Já estou a trescrever, vamos à alcatra. Não conheço nada que date a sua origem, mas é certamente ancestral. É um prato da mais velha técnica culinária, relacionada com as daubes e até com velhas referências a cozinha de vinho dos romanos. O uso generoso da pimenta preta e da Jamaica, em grão, evoca a volta do largo e o comércio das naus das Índias, troca de frescos e de especiarias. Por tudo isto, ponho as minhas mãos no fogo por que a alcatra é muito mais velha do que a filoxera. Então, certamente, a alcatra era feita com verdelho.

Depois, sou do tempo da alcatra dupla, coisa que sempre causou discussão gastronómica familiar. Na minha casa e em muitas outras, a alcatra era feita com vinho branco do continente.

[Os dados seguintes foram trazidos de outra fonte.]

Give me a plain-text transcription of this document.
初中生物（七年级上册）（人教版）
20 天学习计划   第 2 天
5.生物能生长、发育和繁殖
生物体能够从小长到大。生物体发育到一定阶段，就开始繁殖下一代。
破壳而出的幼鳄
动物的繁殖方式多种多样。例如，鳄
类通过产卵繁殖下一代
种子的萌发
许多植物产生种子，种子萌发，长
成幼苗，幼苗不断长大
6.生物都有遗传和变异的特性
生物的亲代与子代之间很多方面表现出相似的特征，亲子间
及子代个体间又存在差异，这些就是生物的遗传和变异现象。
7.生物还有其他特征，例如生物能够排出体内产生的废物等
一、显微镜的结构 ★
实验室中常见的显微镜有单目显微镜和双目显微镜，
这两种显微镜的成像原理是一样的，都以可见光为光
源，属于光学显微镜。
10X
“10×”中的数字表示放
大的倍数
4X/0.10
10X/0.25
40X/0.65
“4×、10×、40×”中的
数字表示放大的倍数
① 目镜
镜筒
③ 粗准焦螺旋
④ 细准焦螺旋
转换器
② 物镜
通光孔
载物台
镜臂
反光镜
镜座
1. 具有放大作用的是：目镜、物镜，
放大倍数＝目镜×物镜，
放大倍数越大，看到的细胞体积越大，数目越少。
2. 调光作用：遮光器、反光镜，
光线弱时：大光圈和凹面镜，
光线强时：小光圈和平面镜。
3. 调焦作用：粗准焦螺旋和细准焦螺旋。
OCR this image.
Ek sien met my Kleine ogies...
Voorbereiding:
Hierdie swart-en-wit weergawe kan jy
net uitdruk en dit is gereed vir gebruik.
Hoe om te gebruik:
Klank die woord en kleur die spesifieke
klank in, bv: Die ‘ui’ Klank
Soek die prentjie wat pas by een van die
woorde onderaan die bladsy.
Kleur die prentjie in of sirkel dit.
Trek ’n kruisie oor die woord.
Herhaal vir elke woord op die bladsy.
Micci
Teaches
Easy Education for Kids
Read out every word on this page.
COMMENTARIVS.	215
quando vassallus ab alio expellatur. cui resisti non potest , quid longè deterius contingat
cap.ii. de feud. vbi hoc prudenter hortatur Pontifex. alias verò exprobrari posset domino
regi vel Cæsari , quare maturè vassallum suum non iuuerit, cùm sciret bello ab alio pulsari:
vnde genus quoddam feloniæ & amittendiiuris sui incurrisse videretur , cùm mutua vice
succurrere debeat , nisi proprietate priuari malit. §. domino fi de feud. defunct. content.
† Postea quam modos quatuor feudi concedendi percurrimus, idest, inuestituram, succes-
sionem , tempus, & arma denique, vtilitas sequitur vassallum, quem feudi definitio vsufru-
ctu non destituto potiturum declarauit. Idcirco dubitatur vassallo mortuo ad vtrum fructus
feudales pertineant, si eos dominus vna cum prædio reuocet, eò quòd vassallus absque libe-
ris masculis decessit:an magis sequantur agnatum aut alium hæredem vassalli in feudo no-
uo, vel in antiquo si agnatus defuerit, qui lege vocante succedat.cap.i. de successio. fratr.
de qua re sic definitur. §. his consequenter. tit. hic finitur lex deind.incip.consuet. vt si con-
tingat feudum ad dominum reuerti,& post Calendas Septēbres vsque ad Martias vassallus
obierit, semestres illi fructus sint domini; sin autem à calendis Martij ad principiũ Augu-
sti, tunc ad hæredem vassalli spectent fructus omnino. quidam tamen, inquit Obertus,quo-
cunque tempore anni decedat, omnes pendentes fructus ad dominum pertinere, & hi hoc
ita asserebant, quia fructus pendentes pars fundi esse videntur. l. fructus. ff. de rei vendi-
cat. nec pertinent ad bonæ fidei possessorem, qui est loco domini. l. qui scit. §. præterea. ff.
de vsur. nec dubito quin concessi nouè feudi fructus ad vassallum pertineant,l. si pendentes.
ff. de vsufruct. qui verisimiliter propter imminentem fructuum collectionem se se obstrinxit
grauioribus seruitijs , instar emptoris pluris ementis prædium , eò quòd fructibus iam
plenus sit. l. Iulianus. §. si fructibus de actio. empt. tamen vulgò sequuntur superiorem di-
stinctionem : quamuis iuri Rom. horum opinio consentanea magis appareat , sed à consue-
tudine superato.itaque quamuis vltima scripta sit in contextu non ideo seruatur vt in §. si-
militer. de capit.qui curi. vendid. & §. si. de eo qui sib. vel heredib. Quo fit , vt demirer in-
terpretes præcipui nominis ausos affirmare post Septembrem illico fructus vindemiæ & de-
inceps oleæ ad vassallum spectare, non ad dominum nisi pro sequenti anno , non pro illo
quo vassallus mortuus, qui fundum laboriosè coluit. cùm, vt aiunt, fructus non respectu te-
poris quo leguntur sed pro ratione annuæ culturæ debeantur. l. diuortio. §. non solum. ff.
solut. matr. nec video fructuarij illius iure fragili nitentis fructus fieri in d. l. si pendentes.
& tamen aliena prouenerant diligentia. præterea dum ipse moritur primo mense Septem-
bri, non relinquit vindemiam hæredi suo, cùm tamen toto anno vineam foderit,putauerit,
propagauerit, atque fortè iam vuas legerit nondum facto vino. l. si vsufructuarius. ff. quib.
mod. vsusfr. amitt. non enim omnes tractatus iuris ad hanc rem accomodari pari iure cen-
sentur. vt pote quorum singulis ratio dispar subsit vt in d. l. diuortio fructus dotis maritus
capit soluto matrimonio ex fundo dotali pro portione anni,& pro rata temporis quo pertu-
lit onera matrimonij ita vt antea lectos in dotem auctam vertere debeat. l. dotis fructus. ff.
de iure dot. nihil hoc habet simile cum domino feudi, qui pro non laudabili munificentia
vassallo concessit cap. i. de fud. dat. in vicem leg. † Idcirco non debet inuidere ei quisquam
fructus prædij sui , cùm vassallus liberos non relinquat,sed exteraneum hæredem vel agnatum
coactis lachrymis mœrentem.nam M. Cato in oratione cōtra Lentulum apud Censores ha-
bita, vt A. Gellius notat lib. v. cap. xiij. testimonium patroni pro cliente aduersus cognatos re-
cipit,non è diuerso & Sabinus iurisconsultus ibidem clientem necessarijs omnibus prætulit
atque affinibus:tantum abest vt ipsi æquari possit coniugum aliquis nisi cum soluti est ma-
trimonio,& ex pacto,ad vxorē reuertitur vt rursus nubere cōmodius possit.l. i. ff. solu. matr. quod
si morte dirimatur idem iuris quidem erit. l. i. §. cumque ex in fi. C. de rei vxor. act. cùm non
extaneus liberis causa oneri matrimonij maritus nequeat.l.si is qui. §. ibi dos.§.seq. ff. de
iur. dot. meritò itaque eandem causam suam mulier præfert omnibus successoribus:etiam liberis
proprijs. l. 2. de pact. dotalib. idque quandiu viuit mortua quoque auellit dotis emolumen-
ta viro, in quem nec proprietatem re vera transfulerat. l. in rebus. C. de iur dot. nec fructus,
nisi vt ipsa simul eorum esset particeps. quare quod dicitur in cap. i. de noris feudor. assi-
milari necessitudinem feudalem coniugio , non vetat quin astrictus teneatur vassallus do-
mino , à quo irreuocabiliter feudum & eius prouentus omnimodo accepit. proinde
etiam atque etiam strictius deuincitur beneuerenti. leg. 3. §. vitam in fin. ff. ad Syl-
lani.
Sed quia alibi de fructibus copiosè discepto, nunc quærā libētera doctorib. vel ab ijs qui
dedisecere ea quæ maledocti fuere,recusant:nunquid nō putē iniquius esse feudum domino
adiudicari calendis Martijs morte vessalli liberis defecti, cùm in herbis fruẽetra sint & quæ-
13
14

No entanto, quando ia em miúdo à Terceira e me fartei de comer alcatra em funções de Espírito Santo por tudo o que era freguesia, era de vinho de cheiro, o vinho de que o povo dispunha. É hábito arreigado. Deve ser consagrado ou deve-se recuperar a história genuína? Honestamente não sei, embora possa dizer é que nunca por nunca faço uma alcatra com vinho de cheiro ou vinho tinto, sempre um bom vinho branco seco (normalmente arinto, de Bucelas).

E verdelho, agora que volta a haver na Terceira verdelho de mesa? Recorda-me alguma tradição familiar. Alcatra era coisa que se fazia com frequência lá em casa, sempre com vinho branco, e creio que era uma alcatra inegualável, que nunca vi primor de papilas gustativas como as da minha avó. Havia excepção para a alcatra do dia de Espírito Santo, alcatra de vinho dos Biscoitos. Não podia ser todas as vezes, por falta do vinho, mas, indo com alguma frequência a Angra, o meu pai aviava-se com umas garrafas, das quais parte se destinava obrigatoriamente à alcatra.

Com tudo isto, conclusão inevitável, um compromisso aceitável. Não há produção de verdelho que dê para todas as alcatras da Terceira, continuem a fazê-las com vinho de cheiro. Que as casas de maior recordação senhorial usem um bom vinho branco, como eu. Mas se a quiserem valorizar ao máximo, como se diz neste escrito que o Luís Brum me mandou, verdelho! Eu é que fico em dificuldade pessoal, porque tenho forte relutância em usar que não para beber as ofertas que recebo de Donatário.